Human intellect can form innumerable models. There have been many hypotheses of how the solar system (or what we now call the solar system) was arranged. Most of them displayed an internal coherence and even fit by rough aproximation the data on hand, but only one of the models was validated by the findings of science over the long haul. Reading Spengler or Toynbee exposes one to a wealth of erudition and an enormous capacity for analysis, but in the end the richness is more entertaining than insightful (Spengler’s “organismic” conception of civilizations seems to take group selection too far). Toynbee even crosses over into the world of “alternative history” or counterfactual.

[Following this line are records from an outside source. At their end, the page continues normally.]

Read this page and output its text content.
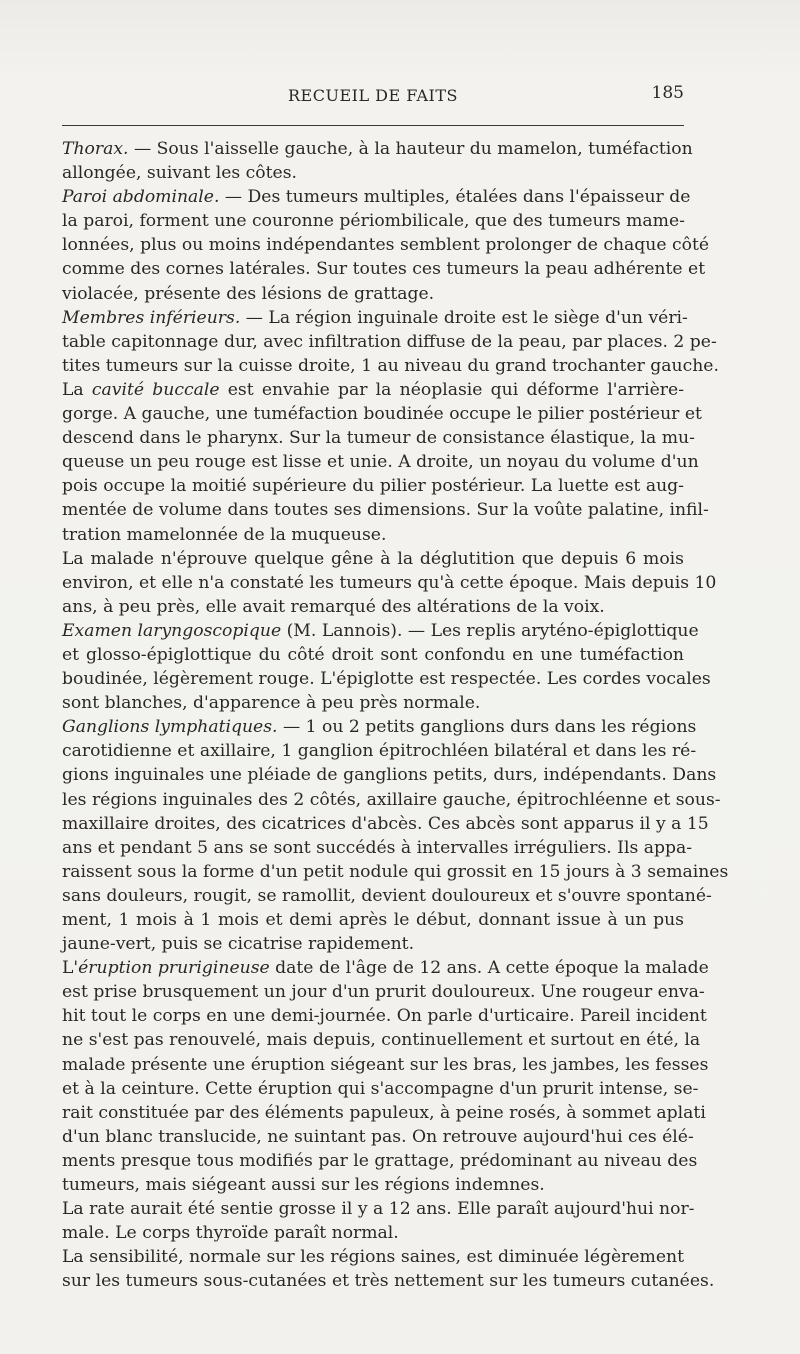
RECUEIL DE FAITS	185
Thorax. — Sous l'aisselle gauche, à la hauteur du mamelon, tuméfaction
allongée, suivant les côtes.
Paroi abdominale. — Des tumeurs multiples, étalées dans l'épaisseur de
la paroi, forment une couronne périombilicale, que des tumeurs mame-
lonnées, plus ou moins indépendantes semblent prolonger de chaque côté
comme des cornes latérales. Sur toutes ces tumeurs la peau adhérente et
violacée, présente des lésions de grattage.
Membres inférieurs. — La région inguinale droite est le siège d'un véri-
table capitonnage dur, avec infiltration diffuse de la peau, par places. 2 pe-
tites tumeurs sur la cuisse droite, 1 au niveau du grand trochanter gauche.
La cavité buccale est envahie par la néoplasie qui déforme l'arrière-
gorge. A gauche, une tuméfaction boudinée occupe le pilier postérieur et
descend dans le pharynx. Sur la tumeur de consistance élastique, la mu-
queuse un peu rouge est lisse et unie. A droite, un noyau du volume d'un
pois occupe la moitié supérieure du pilier postérieur. La luette est aug-
mentée de volume dans toutes ses dimensions. Sur la voûte palatine, infil-
tration mamelonnée de la muqueuse.
La malade n'éprouve quelque gêne à la déglutition que depuis 6 mois
environ, et elle n'a constaté les tumeurs qu'à cette époque. Mais depuis 10
ans, à peu près, elle avait remarqué des altérations de la voix.
Examen laryngoscopique (M. Lannois). — Les replis aryténo-épiglottique
et glosso-épiglottique du côté droit sont confondu en une tuméfaction
boudinée, légèrement rouge. L'épiglotte est respectée. Les cordes vocales
sont blanches, d'apparence à peu près normale.
Ganglions lymphatiques. — 1 ou 2 petits ganglions durs dans les régions
carotidienne et axillaire, 1 ganglion épitrochléen bilatéral et dans les ré-
gions inguinales une pléiade de ganglions petits, durs, indépendants. Dans
les régions inguinales des 2 côtés, axillaire gauche, épitrochléenne et sous-
maxillaire droites, des cicatrices d'abcès. Ces abcès sont apparus il y a 15
ans et pendant 5 ans se sont succédés à intervalles irréguliers. Ils appa-
raissent sous la forme d'un petit nodule qui grossit en 15 jours à 3 semaines
sans douleurs, rougit, se ramollit, devient douloureux et s'ouvre spontané-
ment, 1 mois à 1 mois et demi après le début, donnant issue à un pus
jaune-vert, puis se cicatrise rapidement.
L'éruption prurigineuse date de l'âge de 12 ans. A cette époque la malade
est prise brusquement un jour d'un prurit douloureux. Une rougeur enva-
hit tout le corps en une demi-journée. On parle d'urticaire. Pareil incident
ne s'est pas renouvelé, mais depuis, continuellement et surtout en été, la
malade présente une éruption siégeant sur les bras, les jambes, les fesses
et à la ceinture. Cette éruption qui s'accompagne d'un prurit intense, se-
rait constituée par des éléments papuleux, à peine rosés, à sommet aplati
d'un blanc translucide, ne suintant pas. On retrouve aujourd'hui ces élé-
ments presque tous modifiés par le grattage, prédominant au niveau des
tumeurs, mais siégeant aussi sur les régions indemnes.
La rate aurait été sentie grosse il y a 12 ans. Elle paraît aujourd'hui nor-
male. Le corps thyroïde paraît normal.
La sensibilité, normale sur les régions saines, est diminuée légèrement
sur les tumeurs sous-cutanées et très nettement sur les tumeurs cutanées.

In the end what I would like to see is a genuine algebra of history. I don’t know if this is possible, but right now it is very difficult to precisely comprehend what someone means when they say “significant” or “minor influence.” Adding some numbers like the Rule-of-150 might be a first step, at least we know the precise number (within a narrow range) of this atomic unit. The size difference between the mean size of a male and the mean size of a female is “significant,” but we also know the absolute and relative values. Every scholar has their own internal definition for these sorts of proportional statements, exactitude here and there will allow the audience to calibrate the terms effectively.

Calibration. Precision. Parsimony. Concurrent validation. Building blocks for theoretical models. Those were my real points!